Strona 1 z 1

Wariujące wycieraczki

PostNapisane: Śr 23:04, 27 lis 2024
przez Yuri
Witam.
W świeżo zakupionej Pandzie II z 2009r. zauważyłem następujący problem z wycieraczkami. Kiedy przełączam na pierwszy bieg w dół (ten z przerwą czasową) to wycieraczki wykonują kilka ruchów i się zatrzymują w pozycji 0. Potem przez jakieś 30-60 sekund w ogóle przestają działać niezależnie od tego, który bieg pracy włączę. Po tym czasie znowu mogę je włączyć ale sytuacja się powtarza. Pozostałe biegi działają normalnie. Tylna też chodzi bez zarzutu. Generalnie pewnie będzie to kwestia albo przekaźnika albo silniczka, a że nie chcę kupować części w ciemno to postanowiłem najpierw popytać w necie. Czy miał ktoś podobny problem?

Re: Wariujące wycieraczki

PostNapisane: Cz 1:57, 28 lis 2024
przez Majkel_B
Dosłownie pod Twoim tematem jest inny temat dotyczący wycieraczek.

Re: Wariujące wycieraczki

PostNapisane: Cz 18:01, 28 lis 2024
przez Yuri
Tak, wiem. Widziałem ale wg mnie tam problem jest inny bo wycieraczki się zacinają co sugeruje problem mechanizmu (np. zapieczony). U mnie jest typowa usterka elektryczna.

Re: Wariujące wycieraczki

PostNapisane: Pn 22:41, 02 gru 2024
przez Majkel_B
A w Twoim przypadku jak załączysz którykolwiek bieg wycieraczek, i akurat zrobią tą pauzę którą opisujesz, to masz pewność że prąd wtedy dociera do wtyczki silnika?

Re: Wariujące wycieraczki

PostNapisane: Wt 19:58, 03 gru 2024
przez Yuri
Majkel_B napisał(a):A w Twoim przypadku jak załączysz którykolwiek bieg wycieraczek, i akurat zrobią tą pauzę którą opisujesz, to masz pewność że prąd wtedy dociera do wtyczki silnika?
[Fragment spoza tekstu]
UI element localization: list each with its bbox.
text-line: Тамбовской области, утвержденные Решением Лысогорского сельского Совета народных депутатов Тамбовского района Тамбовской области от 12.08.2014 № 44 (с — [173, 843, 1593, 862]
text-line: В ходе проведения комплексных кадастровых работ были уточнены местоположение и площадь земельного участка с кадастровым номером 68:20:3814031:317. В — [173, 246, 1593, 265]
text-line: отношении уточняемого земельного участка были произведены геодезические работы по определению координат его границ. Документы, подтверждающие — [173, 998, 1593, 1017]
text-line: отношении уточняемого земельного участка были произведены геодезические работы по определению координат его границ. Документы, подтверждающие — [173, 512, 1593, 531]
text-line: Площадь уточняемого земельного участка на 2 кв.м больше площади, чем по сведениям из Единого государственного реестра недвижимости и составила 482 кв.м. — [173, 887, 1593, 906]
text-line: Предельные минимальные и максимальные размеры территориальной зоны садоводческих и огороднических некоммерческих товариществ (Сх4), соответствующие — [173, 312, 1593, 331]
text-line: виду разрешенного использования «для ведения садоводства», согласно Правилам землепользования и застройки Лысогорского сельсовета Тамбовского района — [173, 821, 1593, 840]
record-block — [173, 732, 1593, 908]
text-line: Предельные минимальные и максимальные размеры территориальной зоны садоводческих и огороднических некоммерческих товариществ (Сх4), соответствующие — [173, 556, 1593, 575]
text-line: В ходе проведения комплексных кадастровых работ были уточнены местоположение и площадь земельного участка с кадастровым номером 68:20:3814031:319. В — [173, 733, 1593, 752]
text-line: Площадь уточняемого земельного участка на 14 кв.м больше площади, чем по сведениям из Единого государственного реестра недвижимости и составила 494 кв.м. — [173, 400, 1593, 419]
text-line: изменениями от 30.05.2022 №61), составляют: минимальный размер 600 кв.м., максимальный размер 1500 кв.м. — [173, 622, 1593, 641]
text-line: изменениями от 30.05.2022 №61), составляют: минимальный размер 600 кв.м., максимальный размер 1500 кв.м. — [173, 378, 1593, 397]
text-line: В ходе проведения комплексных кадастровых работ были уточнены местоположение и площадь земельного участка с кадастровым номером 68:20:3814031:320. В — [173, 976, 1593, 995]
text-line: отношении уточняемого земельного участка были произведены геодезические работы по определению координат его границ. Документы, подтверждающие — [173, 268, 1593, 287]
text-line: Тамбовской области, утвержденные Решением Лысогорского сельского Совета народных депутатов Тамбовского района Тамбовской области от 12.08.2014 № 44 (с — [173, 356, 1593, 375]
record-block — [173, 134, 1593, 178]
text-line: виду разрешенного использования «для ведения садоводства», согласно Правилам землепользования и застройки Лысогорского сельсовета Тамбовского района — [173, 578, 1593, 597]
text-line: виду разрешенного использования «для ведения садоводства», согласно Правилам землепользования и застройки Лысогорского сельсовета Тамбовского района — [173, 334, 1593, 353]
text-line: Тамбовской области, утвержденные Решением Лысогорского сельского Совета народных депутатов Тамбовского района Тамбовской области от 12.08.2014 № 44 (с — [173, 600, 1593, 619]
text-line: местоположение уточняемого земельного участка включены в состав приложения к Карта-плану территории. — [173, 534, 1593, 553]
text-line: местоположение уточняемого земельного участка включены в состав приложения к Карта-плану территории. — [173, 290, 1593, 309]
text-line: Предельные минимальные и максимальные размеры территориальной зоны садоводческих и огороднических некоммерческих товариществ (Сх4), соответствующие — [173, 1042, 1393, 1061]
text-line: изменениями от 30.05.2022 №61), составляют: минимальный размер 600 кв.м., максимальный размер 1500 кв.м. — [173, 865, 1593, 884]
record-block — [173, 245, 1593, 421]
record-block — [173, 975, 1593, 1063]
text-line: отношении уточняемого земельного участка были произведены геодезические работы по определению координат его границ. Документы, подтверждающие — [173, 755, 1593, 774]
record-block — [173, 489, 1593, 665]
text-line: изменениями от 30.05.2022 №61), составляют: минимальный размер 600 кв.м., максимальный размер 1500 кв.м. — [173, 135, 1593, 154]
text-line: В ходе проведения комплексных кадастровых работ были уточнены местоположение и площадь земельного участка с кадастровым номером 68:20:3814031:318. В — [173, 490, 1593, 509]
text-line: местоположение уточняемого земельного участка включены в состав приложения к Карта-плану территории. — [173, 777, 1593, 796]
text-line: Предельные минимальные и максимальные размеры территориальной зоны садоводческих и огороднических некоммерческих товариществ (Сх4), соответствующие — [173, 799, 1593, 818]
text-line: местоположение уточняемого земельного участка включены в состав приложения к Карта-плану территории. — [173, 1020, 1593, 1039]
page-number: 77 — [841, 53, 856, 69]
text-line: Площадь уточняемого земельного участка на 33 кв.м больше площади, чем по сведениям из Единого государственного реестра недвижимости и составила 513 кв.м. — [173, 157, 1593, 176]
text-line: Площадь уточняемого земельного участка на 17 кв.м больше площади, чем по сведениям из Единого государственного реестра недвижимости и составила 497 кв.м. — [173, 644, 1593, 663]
Tak, prąd dochodził bo przekaźnik cykał nawet jak wycieraczki się nie ruszały.
W weekend wyciągnąłem cały mechanizm razem z silniczkiem. Samego mechanizmu nie rozbierałem tylko poczyściłem na przegubach na tyle ile się dało bez rozbierania i porządnie popsikałem WD40. Z silniczka zdjąłem plastikową obudowę i okazało się, że ta miedziana tarcza w korupsie silnika jak i te trzy styki, które jej dotykają podczas pracy, były mocno uwalone w smarze i podejrzewam, że przez to mogło coś tam nie stykac jak trzeba. Ogólnie mechanizm już był na bank kiedyś rozbierany bo jeden plastikowy zatrzask na tej pokrywie silniczka był urwany. Podjerzewam, że były już jakieś problemy z działaniem bo ktoś dołożył smaru, tylko nawalił go za dużo i z mechanizmu ślimaka przeniósł się na tę miedzianą tarczę i styki. Tak czy inaczej porządnie wszystko wyczyściłem, przejechałem gdzie dało radę miniszliferką, popsikałem wszystkie elementy "Kontaktem" i pomogło...na chwilę. Rano schodzę do samochodu i znowu to samo. Więc wyvciągnąłem wszystko jeszcze raz, żeby się upewnić, że niczego nie ominąłem, popsikałem mechanizm jeszcze raz WD40 oraz dogiąłem te trzy miedziane styki, żeby mocniej dociskały do tarczy oraz posikałem Kontaktem wtyczkę, która idzie do silniczka, no i od tamtej pory póki co działa jak należy. Zobaczymy ile pochodzi ale jak znowu coś będzie nie tak to po prostu kupię cały mechanizm razem z silnikiem i wymienię bo nie będę ryzykował, że mnie złapie gdzieś deszcz, a ja zostanę bez wycieraczek.